Child locked in hot car, 911 dispatcher allegedly denied help

Did A 911 Dispatcher Deny Help To Child Locked In Hot Car?
Did A 911 Dispatcher Deny Help To Child Locked In Hot Car?

A Tampa, Florida, mother, Shana Dees called 911 after accidentally leaving her toddler inside the car along with the keys. He ended up locking her out. A dispatcher told her authorities couldn't help her.

WFTS provided the audio for the 911 call. She said, "My infant son is locked in the car in the parking lot."

The dispatcher replied, "They won't be able to ... unless the child is in some kind of distress."

ABC reports, "You heard right. Despite temperatures nearing the triple digits, the dispatcher telling Shana police wouldn't come to free Jack."

Dees told WFTS, "I was just sitting there watching him get hotter and turn redder." Temperatures were rising, and 10-month-old Jack's mother, Shana Dees, was starting to panic. Because Dees' cellphone was also in the car, WFTS reports she had to use a stranger's to call 911, and that's when she was refused help: "Eight minutes went by before an off-duty TPD officer made a second call to 911." The second dispatcher responded to the call immediately, asking where she was.

Before police arrived, someone used a wrench to help the mother break the window and get her son out of the car. But the question here is -- why didn't the first dispatcher send help? It seems the second dispatcher couldn't believe it, either, as ABC highlighted in part of the second 911 call.
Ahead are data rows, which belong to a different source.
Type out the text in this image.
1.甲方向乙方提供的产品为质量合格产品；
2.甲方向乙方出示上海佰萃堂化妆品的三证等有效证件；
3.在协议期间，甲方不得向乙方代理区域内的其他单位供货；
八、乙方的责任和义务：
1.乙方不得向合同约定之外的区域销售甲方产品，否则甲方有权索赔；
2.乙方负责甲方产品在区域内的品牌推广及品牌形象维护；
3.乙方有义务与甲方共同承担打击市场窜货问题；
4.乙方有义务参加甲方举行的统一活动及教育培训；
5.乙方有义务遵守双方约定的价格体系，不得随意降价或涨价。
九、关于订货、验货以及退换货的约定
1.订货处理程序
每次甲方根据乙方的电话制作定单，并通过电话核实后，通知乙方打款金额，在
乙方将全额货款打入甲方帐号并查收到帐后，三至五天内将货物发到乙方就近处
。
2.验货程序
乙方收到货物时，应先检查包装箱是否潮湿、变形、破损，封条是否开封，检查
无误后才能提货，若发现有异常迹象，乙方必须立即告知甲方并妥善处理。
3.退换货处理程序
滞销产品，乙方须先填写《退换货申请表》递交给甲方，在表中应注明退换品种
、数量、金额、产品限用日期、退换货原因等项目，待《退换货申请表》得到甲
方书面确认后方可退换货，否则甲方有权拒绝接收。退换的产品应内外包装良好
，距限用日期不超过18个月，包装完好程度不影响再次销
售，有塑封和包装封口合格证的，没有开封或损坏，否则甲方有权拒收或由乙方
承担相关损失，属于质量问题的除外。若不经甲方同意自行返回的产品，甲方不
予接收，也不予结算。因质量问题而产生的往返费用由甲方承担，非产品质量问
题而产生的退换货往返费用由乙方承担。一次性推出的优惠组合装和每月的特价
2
The off-duty police officer said in the call, "She says she called 911 and they said they're not going to come out if the baby's not in distress."

The second dispatcher replied, "No, that's not true. Not at all."

A spokesperson for the police department said the first dispatcher made a mistake.

And the likelihood of a child getting heat stroke in a locked car is nothing to be taken lightly. San Francisco State University says the total number of children who died in 2013 due to heat stroke was 44.

Most of those cases involve children younger than 1 year old, just like Jack.

And cars in the sun get hot fast. The Weather Channel explains within 10 minutes, a car in 90-degree weather can feel like 109 degrees inside. After 20 minutes, it can feel as warm as 119 degrees.

The police department says the first dispatcher who said they couldn't send help will likely face some sort of discipline.